正しい知識でこれからの毎日を楽しく #:98 2010.06.22更新 <監修: 医学博士 長野美根>

パプリカはフルーティな野菜

赤、黄、オレンジなど色鮮やかなパプリカ。でも、その特徴は単に“カラフルになったピーマン”というだけではありません。皮が肉厚でやわらかいので、生でもおいしく、ジューシーです。また、ピーマンのような苦みやクセがなく、甘みたっぷり。こうしたフルーティなおいしさが、パプリカの魅力の一つなのです。
 そのうえ、ビタミンCの含有量は緑のピーマンの倍以上。赤や黄色の色素成分であり、抗酸化作用のあるカロテンや、不足しがちな食物繊維も豊富で、栄養面でもたいへん優れている野菜です。切り方や調理法のバリエーションを工夫して、パプリカをもっとおいしく、ヘルシーに楽しみませんか。

薄切りでフレッシュなおいしさを味わう”

パプリカは皮がやわらかいので、スライスすれば生食でOK。サラダなどをカラフルに仕上げてくれるだけでなく、パプリカに豊富なビタミンCを加熱で損なうことなく、ムダなく摂れます。小さな角切りにしてもよいでしょう。

乱切りでピクルスに

乱切りでピクルスに

ピクルス液に漬けても鮮やかな色は変わらず、シャキシャキとした食感もキープできます。保存がきくので、多めに作って保存しておけば、肉料理にさっと付け合わせたり、サラダのトッピングに便利です。忙しい朝もすぐに食卓に出せるので、朝食の野菜不足も解決できます。

細切りでシャキッと炒め上げる

パプリカのきれいな色は加熱しても変わらないのが特徴。炒めものでも大活躍します。ほどよく歯ごたえを残すように、手早く炒め上げるのがコツです。そうすればビタミンCの損失を抑えることもできます。また、パプリカにはカロテンが豊富ですが、炒め油と一緒にとることによって、カロテンの吸収率も高まります。

大きめに切って煮込み料理に

肉厚なパプリカは、大きめにカットすれば煮込み料理にも存在感のある具として活躍します。

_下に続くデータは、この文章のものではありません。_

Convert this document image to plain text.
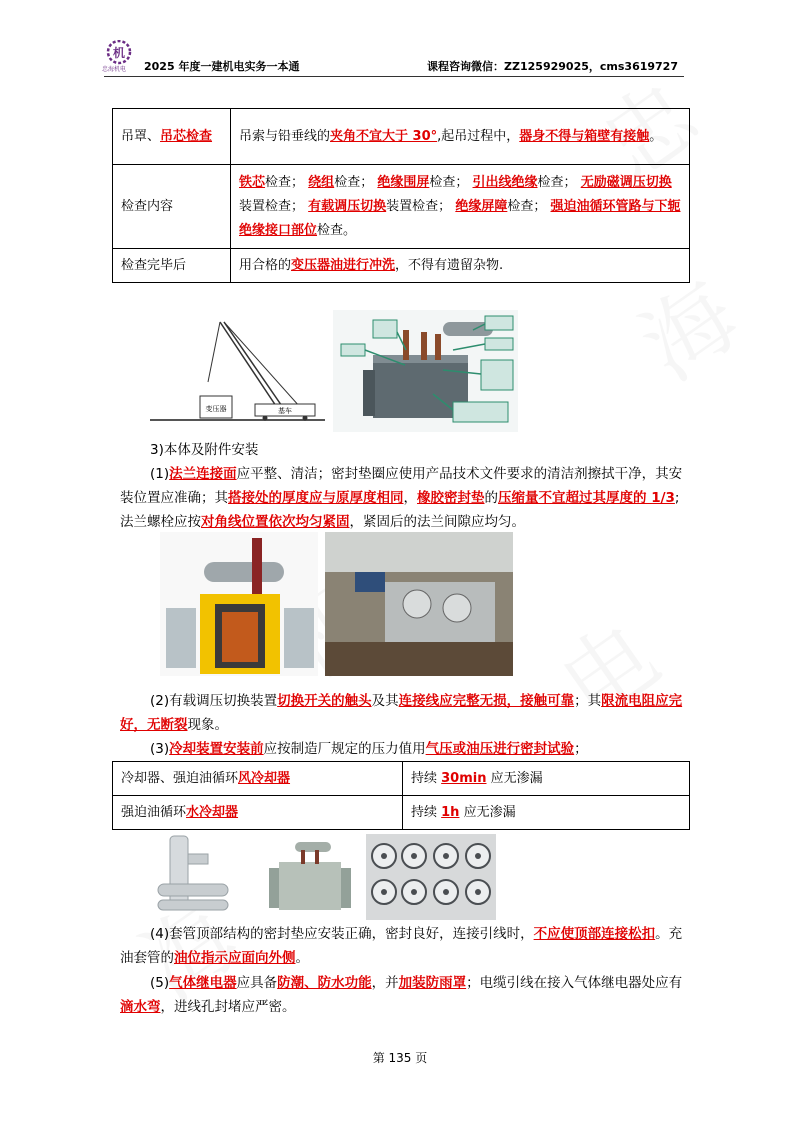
机
忠海机电 2025 年度一建机电实务一本通	课程咨询微信：ZZ125929025，cms3619727
吊罩、吊芯检查	吊索与铅垂线的夹角不宜大于 30°,起吊过程中，器身不得与箱壁有接触。
检查内容	铁芯检查； 绕组检查； 绝缘围屏检查； 引出线绝缘检查； 无励磁调压切换装置检查； 有载调压切换装置检查； 绝缘屏障检查； 强迫油循环管路与下轭绝缘接口部位检查。
检查完毕后	用合格的变压器油进行冲洗，不得有遗留杂物.
变压器	基车
3)本体及附件安装
(1)法兰连接面应平整、清洁；密封垫圈应使用产品技术文件要求的清洁剂擦拭干净，其安装位置应准确；其搭接处的厚度应与原厚度相同，橡胶密封垫的压缩量不宜超过其厚度的 1/3;法兰螺栓应按对角线位置依次均匀紧固，紧固后的法兰间隙应均匀。
(2)有载调压切换装置切换开关的触头及其连接线应完整无损，接触可靠；其限流电阻应完好，无断裂现象。
(3)冷却装置安装前应按制造厂规定的压力值用气压或油压进行密封试验；
冷却器、强迫油循环风冷却器	持续 30min 应无渗漏
强迫油循环水冷却器	持续 1h 应无渗漏
(4)套管顶部结构的密封垫应安装正确，密封良好，连接引线时，不应使顶部连接松扣。充油套管的油位指示应面向外侧。
(5)气体继电器应具备防潮、防水功能，并加装防雨罩；电缆引线在接入气体继电器处应有滴水弯，进线孔封堵应严密。
第 135 页
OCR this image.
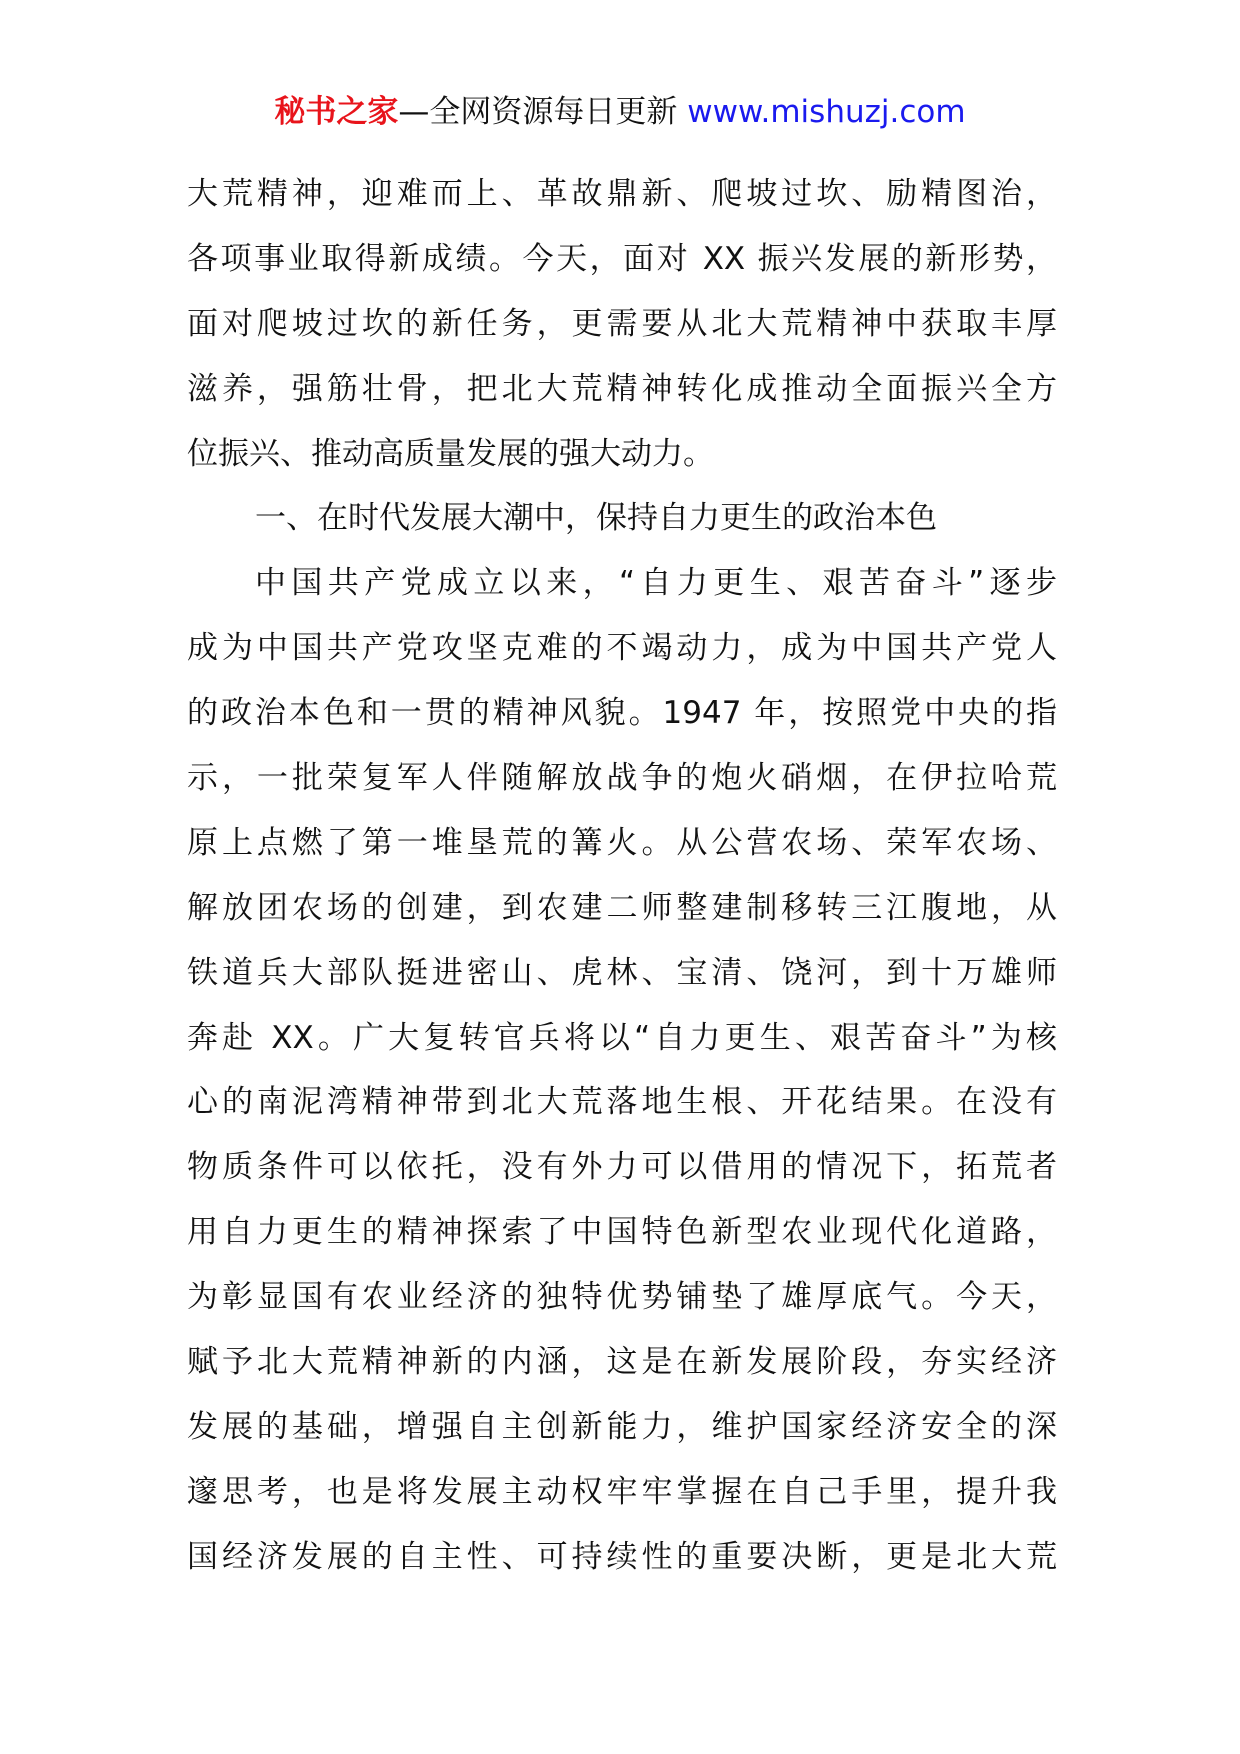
秘书之家—全网资源每日更新 www.mishuzj.com
大荒精神，迎难而上、革故鼎新、爬坡过坎、励精图治，
各项事业取得新成绩。今天，面对 XX 振兴发展的新形势，
面对爬坡过坎的新任务，更需要从北大荒精神中获取丰厚
滋养，强筋壮骨，把北大荒精神转化成推动全面振兴全方
位振兴、推动高质量发展的强大动力。
一、在时代发展大潮中，保持自力更生的政治本色
中国共产党成立以来，“自力更生、艰苦奋斗”逐步
成为中国共产党攻坚克难的不竭动力，成为中国共产党人
的政治本色和一贯的精神风貌。1947 年，按照党中央的指
示，一批荣复军人伴随解放战争的炮火硝烟，在伊拉哈荒
原上点燃了第一堆垦荒的篝火。从公营农场、荣军农场、
解放团农场的创建，到农建二师整建制移转三江腹地，从
铁道兵大部队挺进密山、虎林、宝清、饶河，到十万雄师
奔赴 XX。广大复转官兵将以“自力更生、艰苦奋斗”为核
心的南泥湾精神带到北大荒落地生根、开花结果。在没有
物质条件可以依托，没有外力可以借用的情况下，拓荒者
用自力更生的精神探索了中国特色新型农业现代化道路，
为彰显国有农业经济的独特优势铺垫了雄厚底气。今天，
赋予北大荒精神新的内涵，这是在新发展阶段，夯实经济
发展的基础，增强自主创新能力，维护国家经济安全的深
邃思考，也是将发展主动权牢牢掌握在自己手里，提升我
国经济发展的自主性、可持续性的重要决断，更是北大荒
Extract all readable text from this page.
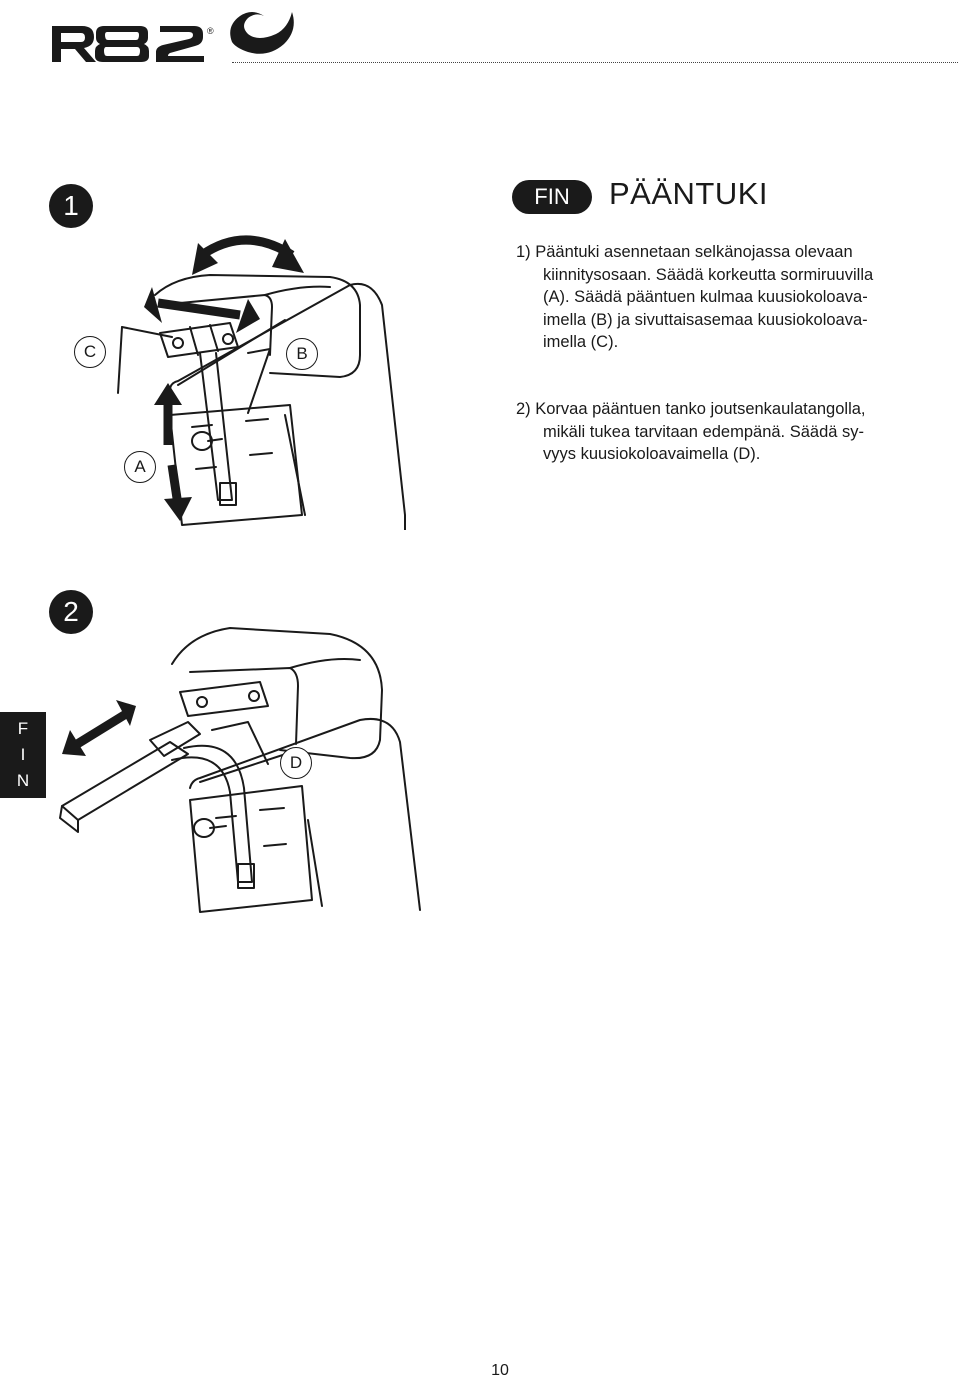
®
1	FIN	PÄÄNTUKI
1) Pääntuki asennetaan selkänojassa olevaan
kiinnitysosaan. Säädä korkeutta sormiruuvilla
(A). Säädä pääntuen kulmaa kuusiokoloava-
imella (B) ja sivuttaisasemaa kuusiokoloava-
imella (C).
2) Korvaa pääntuen tanko joutsenkaulatangolla,
mikäli tukea tarvitaan edempänä. Säädä sy-
vyys kuusiokoloavaimella (D).
C	B
A
2
D
F
I
N
10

煮込むと甘みが強くなり、とろみも出るので、生食や炒めものとは、また違ったおいしさを味わえます。料理の彩りをよくする効果も、煮込み料理の常連であるにんじんやかぼちゃに負けません。カレーやポトフのほか、スープなどにも積極的に使ってみてください。

皮をむいてマリネに

皮をむいてマリネに

パプリカを直火で焼いて表面を焦がすと、薄皮がするりとむけるだけでなく、加熱によって甘みが出ます。これを食べやすく切ってマリネ液に漬ければ、そのまま食べられる保存食に。サラダのトッピングなどにもすぐに使えます。また、マリネ液の油でカロテンの吸収も高まります。

半割りにして肉詰めに

パプリカなら大きくて豪快な肉詰めを作れます。パプリカを半分に切って種を取り、味をつけたひき肉を詰めて、グリルかオーブンで焼きます。じっくり焼いたパプリカは甘みが増してジューシー。ほどよく焦げ目をつければ、独特の香りも引き立ちます。また、肉厚のパプリカの器に、うまみたっぷりの肉汁がしみるので、おいしさも格別です。